Although the railing was built with a common 2x6" I replaced it with pressure treated lumber. Using the speed square and circular saw I cut the complimentary angle and screwed it in place. Some quick sanding with the multitool and the joint was done. I set my saw back to 90º and adjusted it to just cut through the 2x6" and cut the overhang on the end. I trimmed off the corners at 45º to match the other rail and used a 1/4" round over bit to soften the edges. A coat of paint and she was very pleased. These photos were for her but I thought some of you might enjoy looking at them.


----------



## DaninVan (Jan 1, 2012)

Sorry, Mike, but I disagree with your assessment of the scarf joint over the post. That's exactly where it belonged. Any other location would have, in theory anyway, made for a very weak top rail. The cap rail is supposed to be able to withstand a specific weight/force applied to it laterally. For example a 250 lb 6' tall person falling against it. In order to withstand that, the weight has to transfer directly to the posts. Any kind of midspan joint would compromise that strength.
_Installing a piece of waterproof membrane on top of the post, under the cap-rail would have given better long term protection, as would better annual maintenance.
_


----------



## Mike (Nov 22, 2004)

News to me Dan, I don't build decks or railings. The cap rail is secured every 12" with decking screws to the support beam under it. It is rock solid now, I tried to move it and could not. I also used two deck screws pocket hole fashion to tie the cap rails together.

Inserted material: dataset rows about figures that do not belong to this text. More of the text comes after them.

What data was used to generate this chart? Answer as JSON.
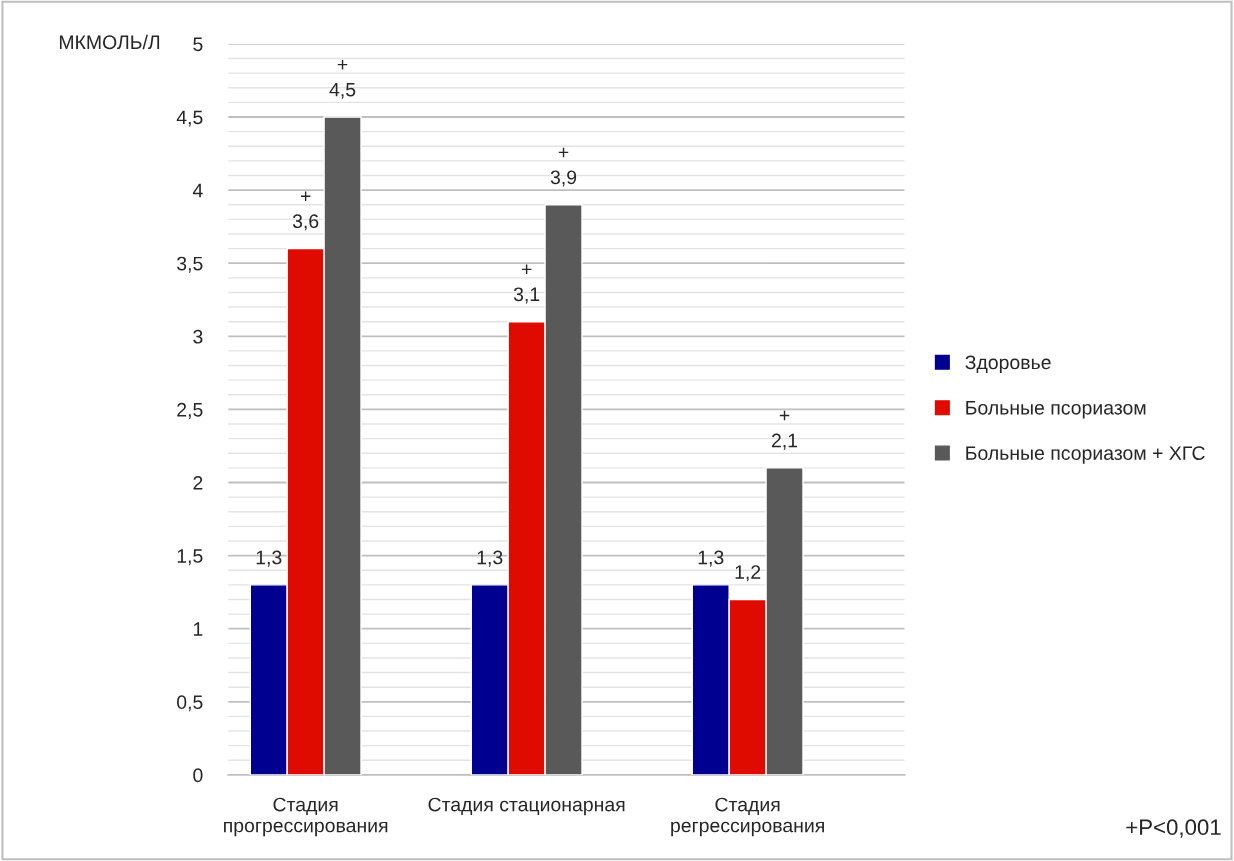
{
  "chart_data": {
    "type": "bar",
    "ylabel": "МКМОЛЬ/Л",
    "categories": [
      "Стадия прогрессирования",
      "Стадия стационарная",
      "Стадия регрессирования"
    ],
    "series": [
      {
        "name": "Здоровье",
        "color": "#000090",
        "values": [
          1.3,
          1.3,
          1.3
        ],
        "value_labels": [
          "1,3",
          "1,3",
          "1,3"
        ]
      },
      {
        "name": "Больные псориазом",
        "color": "#e00b00",
        "values": [
          3.6,
          3.1,
          1.2
        ],
        "value_labels": [
          "+\n3,6",
          "+\n3,1",
          "1,2"
        ]
      },
      {
        "name": "Больные псориазом + ХГС",
        "color": "#595959",
        "values": [
          4.5,
          3.9,
          2.1
        ],
        "value_labels": [
          "+\n4,5",
          "+\n3,9",
          "+\n2,1"
        ]
      }
    ],
    "ylim": [
      0,
      5
    ],
    "yticks": [
      0,
      {
        "value": 0.1,
        "label": null
      },
      {
        "value": 0.2,
        "label": null
      },
      {
        "value": 0.3,
        "label": null
      },
      {
        "value": 0.4,
        "label": null
      },
      {
        "value": 0.5,
        "label": "0,5"
      },
      {
        "value": 0.6,
        "label": null
      },
      {
        "value": 0.7,
        "label": null
      },
      {
        "value": 0.8,
        "label": null
      },
      {
        "value": 0.9,
        "label": null
      },
      1,
      {
        "value": 1.1,
        "label": null
      },
      {
        "value": 1.2,
        "label": null
      },
      {
        "value": 1.3,
        "label": null
      },
      {
        "value": 1.4,
        "label": null
      },
      {
        "value": 1.5,
        "label": "1,5"
      },
      {
        "value": 1.6,
        "label": null
      },
      {
        "value": 1.7,
        "label": null
      },
      {
        "value": 1.8,
        "label": null
      },
      {
        "value": 1.9,
        "label": null
      },
      2,
      {
        "value": 2.1,
        "label": null
      },
      {
        "value": 2.2,
        "label": null
      },
      {
        "value": 2.3,
        "label": null
      },
      {
        "value": 2.4,
        "label": null
      },
      {
        "value": 2.5,
        "label": "2,5"
      },
      {
        "value": 2.6,
        "label": null
      },
      {
        "value": 2.7,
        "label": null
      },
      {
        "value": 2.8,
        "label": null
      },
      {
        "value": 2.9,
        "label": null
      },
      3,
      {
        "value": 3.1,
        "label": null
      },
      {
        "value": 3.2,
        "label": null
      },
      {
        "value": 3.3,
        "label": null
      },
      {
        "value": 3.4,
        "label": null
      },
      {
        "value": 3.5,
        "label": "3,5"
      },
      {
        "value": 3.6,
        "label": null
      },
      {
        "value": 3.7,
        "label": null
      },
      {
        "value": 3.8,
        "label": null
      },
      {
        "value": 3.9,
        "label": null
      },
      4,
      {
        "value": 4.1,
        "label": null
      },
      {
        "value": 4.2,
        "label": null
      },
      {
        "value": 4.3,
        "label": null
      },
      {
        "value": 4.4,
        "label": null
      },
      {
        "value": 4.5,
        "label": "4,5"
      },
      {
        "value": 4.6,
        "label": null
      },
      {
        "value": 4.7,
        "label": null
      },
      {
        "value": 4.8,
        "label": null
      },
      {
        "value": 4.9,
        "label": null
      },
      5
    ],
    "grid": "y",
    "legend": "right",
    "annotations": [
      "+P<0,001"
    ]
  }
}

I do appreciate the information; hopefully I will never need to use it.


----------



## DaninVan (Jan 1, 2012)

I think this is the applicable American rule...
IBC 1607.7, the load requirements are for a 50 pound per foot uniform load or a 200 pound concentrated load applied
at any point along the top of the guard. 
Lots of background info here...

Guardrail & Handrail Strength Requirements & Testing


----------



## DaninVan (Jan 1, 2012)

I should also point out that the spindles _also_ contravene most Building codes. There's a very specific maximum gap allowance in the Building Code; it came about from some infant accidents where toddlers got their heads stuck, or worse, squeezed through. I would imagine there were some fatalities from the latter.
"As detailed in Best Practices Guide to Residential Construction: The International Residential Code (IRC) requires a minimum 36-inch-high guardrail for all decks, balconies, or screened enclosures more than 30 inches off the ground. For child safety, the balusters or other decorative infill must be spaced less than 4 inches apart (a 4-inch-diameter ball should not pass between the balusters)."
Deck & Porch Railing / Guardrailing Construction & codes: Guide to Safe and Legal Porch & Deck Railing & Guardrail Construction & Codes


----------



## Stick486 (Jan 4, 2013)

DaninVan said:


> Sorry, Mike, but I disagree with your assessment of the scarf joint over the post. That's exactly where it belonged. Any other location would have, in theory anyway, made for a very weak top rail. The cap rail is supposed to be able to withstand a specific weight/force applied to it laterally. For example a 250 lb 6' tall person falling against it. In order to withstand that, the weight has to transfer directly to the posts. Any kind of midspan joint would compromise that strength.
> _Installing a piece of waterproof membrane on top of the post, under the cap-rail would have given better long term protection, as would better annual maintenance.
> _


agreed on the joint location and why...

if you haven't WPM for the top of post butyl rubber caulk, Vulkem 116 or Sika 1A will work very well and are paintable...


----------



## DaninVan (Jan 1, 2012)

*Cornered*

thought later that I should have mentioned the situation that occurs on a lot if not most balcony railings, and that's the mitred corners. Same _big_ problem and same solution.
I loves VULKEM!! :x


----------



## Mike (Nov 22, 2004)

This is why I encourage new members to post questions and projects; I always tell them I learn new things on the forum every day. Maybe they will believe me now! Are half lap joints a better choice over scarf joints for cap railings?


----------



## DaninVan (Jan 1, 2012)

Good question, Mike; I don't know. 
I think what happens is, pro carpenters build the original, and time is money. A quick cut with the SCMS and the scarf or mitre is done. 
Far too few guys will go the extra mile to make sure the joint doesn't leak and rot, even if they _do_ nice carpentry work.
I used to carry at _least_ a gal. of Pentachlorophenol in the van at all times. ALL exterior exposed joints got dunked before assembly.
When we had to switch to Copper Naphthanate (sp?) the green stain put customers off, not to mention the long lasting odour.
The only other option was Zinc Napthanate and it smells just as bad...but at least it's clear.


----------



## DaninVan (Jan 1, 2012)

Mike; when I said the scarf was in exactly the right location I was actually wrong, sort of. The scarf is (was) too far off to the right by maybe an inch?


----------



## Nickp (Dec 4, 2012)

My friend's tenant moved out and she wanted the railing repaired on the side entrance...after looking at the damage I advised her it should be replaced as the railing height was only 32" and the 4x4's could not be "extended"...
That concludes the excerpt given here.